The question of whether older adults show modulation of alpha power attendant to filtering non-target stimuli to the same extent as young adults remains relatively unsettled. In the visual modality, prior work has suggested that, as compared to young adults, older adults have diminished alpha modulation following a spatial cue during tasks of target detection (Hong, Sun, Bengson, Mangun, & Tong, 2015) and change detection (Vaden, Hutcheson, McCollum, Kentros, & Visscher, 2012). However, also with visual stimuli, it has been reported that older adults have intact modulation of alpha relative to young adults in response to a retro-cue during memory retention (Mok, Myers, Wallis, & Nobre, 2016), and in response to a spatial cue that remains visible to participants in a delayed match-to-sample task (Leenders, Lozano-Soldevilla, Roberts, Jensen, & De Weerd, 2016).

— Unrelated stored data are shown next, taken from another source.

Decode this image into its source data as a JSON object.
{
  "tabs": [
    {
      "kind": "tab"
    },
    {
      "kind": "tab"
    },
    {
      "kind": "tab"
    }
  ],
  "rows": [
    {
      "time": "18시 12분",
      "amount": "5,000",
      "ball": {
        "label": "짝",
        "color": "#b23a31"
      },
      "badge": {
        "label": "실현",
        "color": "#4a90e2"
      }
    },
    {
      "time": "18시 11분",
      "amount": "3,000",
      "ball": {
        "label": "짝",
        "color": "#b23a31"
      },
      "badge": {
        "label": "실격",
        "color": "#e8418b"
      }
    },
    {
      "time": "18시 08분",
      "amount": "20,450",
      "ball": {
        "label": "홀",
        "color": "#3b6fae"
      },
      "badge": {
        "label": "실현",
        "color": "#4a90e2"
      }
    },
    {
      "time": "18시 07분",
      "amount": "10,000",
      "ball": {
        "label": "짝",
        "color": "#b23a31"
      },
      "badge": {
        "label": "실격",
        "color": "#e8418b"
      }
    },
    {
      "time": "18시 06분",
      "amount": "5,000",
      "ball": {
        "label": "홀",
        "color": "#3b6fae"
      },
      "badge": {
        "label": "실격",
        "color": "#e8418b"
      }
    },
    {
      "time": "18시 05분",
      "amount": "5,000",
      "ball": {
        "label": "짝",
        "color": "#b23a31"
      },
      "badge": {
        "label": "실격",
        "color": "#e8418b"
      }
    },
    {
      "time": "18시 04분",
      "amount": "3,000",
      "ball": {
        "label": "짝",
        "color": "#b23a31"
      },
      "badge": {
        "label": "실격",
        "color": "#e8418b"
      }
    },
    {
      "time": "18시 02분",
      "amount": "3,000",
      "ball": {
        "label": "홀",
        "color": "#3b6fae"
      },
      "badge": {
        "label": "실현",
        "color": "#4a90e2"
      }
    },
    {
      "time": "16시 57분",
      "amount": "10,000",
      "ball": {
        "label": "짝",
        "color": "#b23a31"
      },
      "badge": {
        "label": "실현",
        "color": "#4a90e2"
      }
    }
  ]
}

As a further complication, Sander, Werkle-Bergner, and Lindenberger (2012) found that during the retention period of a delayed match-to-sample task, both older and young adults’ EEG showed spatial cue-related alpha modulation at lower memory loads, only young adults’ EEG showed modulation at higher memory loads. Unfortunately, in most of these studies, behavioral performance was at ceiling levels for young and older adults, or did not differ between older and young adults, making it impossible to discern if modulation of alpha activity is a necessary correlate of task success. After all, it is known that young and older adults could have equivalent performance on a behavioral task, but may engage different cognitive processes and recruit different neurobiological mechanisms to achieve similar levels of performance (e.g., Della-Maggiore et al., 2000). In addition, these studies were conducted with visual stimuli, which is easier for researchers to correct for age-related perceptual degradation (e.g., glasses, contact lenses). As a result, work in vision may not generalize to an auditory modality, particularly speech (Weisz, Hartmann, Müller, Lorenz, & Obleser, 2011).
In addition to our focus on age-related effects pertaining to alpha power and modulation during encoding of dichotically presented stimuli, we were also interested in how short-term recognition probes during the DDLT would evoke responses from the brains of young and older adults. As reported by Danker et al. (2008), and others (for a review, see Rugg, 1995), recently presented words evoke more positive event-related potentials (ERPs) than new words, an effect that has been termed the “ERP old-new effect.” The DDLT utilized by Payne et al. (2016) is a short-term recognition task, although probes have the additional categorization of being “new,” “attended,” or “unattended,” as opposed to simply “old” and “new.” In this task, participants report “yes” or “no” as to whether the probe was presented in the to-be-attended channel. Little work has examined the extent to which attending to or ignoring a word during dichotic encoding affects ERPs. We wished to examine whether older adults’ like young adults’ ERPs would distinguish between probes that were attended, unattended, or new during the DDLT.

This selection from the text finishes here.